Step 5: Monitor for Breakage

After disabling, watch for:

  1. User complaints - Ticket system, email, Teams messages
  2. Failed sign-in attempts - Check sign-in logs for the disabled app
  3. Automation failures - Monitor scheduled tasks, pipelines

Set Up Monitoring Alert

# Run daily to check for failed sign-ins from disabled apps
$disabledApps = Get-MgServicePrincipal -Filter "accountEnabled eq false"

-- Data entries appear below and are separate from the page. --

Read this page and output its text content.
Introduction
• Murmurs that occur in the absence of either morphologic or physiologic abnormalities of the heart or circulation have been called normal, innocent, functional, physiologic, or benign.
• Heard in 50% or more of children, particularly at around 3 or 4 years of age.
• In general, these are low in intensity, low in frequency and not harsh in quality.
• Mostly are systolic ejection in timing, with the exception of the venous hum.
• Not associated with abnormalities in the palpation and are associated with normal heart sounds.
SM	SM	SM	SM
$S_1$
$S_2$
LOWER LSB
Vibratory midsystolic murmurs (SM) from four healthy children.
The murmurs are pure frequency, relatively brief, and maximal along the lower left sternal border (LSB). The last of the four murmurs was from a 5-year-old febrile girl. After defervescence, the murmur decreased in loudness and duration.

foreach ($app in $disabledApps) {
    $failedSignIns = Get-MgAuditLogSignIn -Filter "appId eq '$($app.AppId)' and status/errorCode ne 0" -Top 10

    if ($failedSignIns.Count -gt 0) {
        Write-Host "Warning: Disabled app '$($app.DisplayName)' has $($failedSignIns.Count) failed sign-in attempts"
    }
}

Step 6: Delete After Verification Period

After 90 days of being disabled without issues, delete the service principal.

Via Entra Admin Center

  1. Navigate to Enterprise applications → Select the application
  2. Click Delete in the top menu
  3. Read the warning carefully
  4. Type the application name to confirm
  5. Click Delete

Via PowerShell

Connect-MgGraph -Scopes "Application.ReadWrite.All"

$servicePrincipalId = "your-service-principal-id"

# Delete service principal
Remove-MgServicePrincipal -ServicePrincipalId $servicePrincipalId

# If there's also an app registration, delete it
$appId = "app-object-id"
Remove-MgApplication -ApplicationId $appId

Write-Host "Service principal and application deleted"

Step 7: Handle Special Cases

Seasonal Applications

  1. Document the expected usage pattern
  2. Set calendar reminder for expected activity
  3. Tag as "Seasonal" in your inventory
  4. Review before and after expected usage period

Disaster Recovery Tools

  1. Test the application quarterly
  2. Document as "DR Tool - Expected Low Activity"
  3. Include in DR runbooks
  4. Do not disable without DR team approval

Migration Tools

  1. Confirm migration is complete
  2. Get written confirmation from project owner
  3. Wait 90 days post-migration before disabling
  4. Keep documentation for potential rollback

Step 8: Establish Ongoing Governance

Automate Discovery

Set up a monthly report:

# Schedule via Azure Automation or Task Scheduler

$report = # ... (use the discovery script from Step 2)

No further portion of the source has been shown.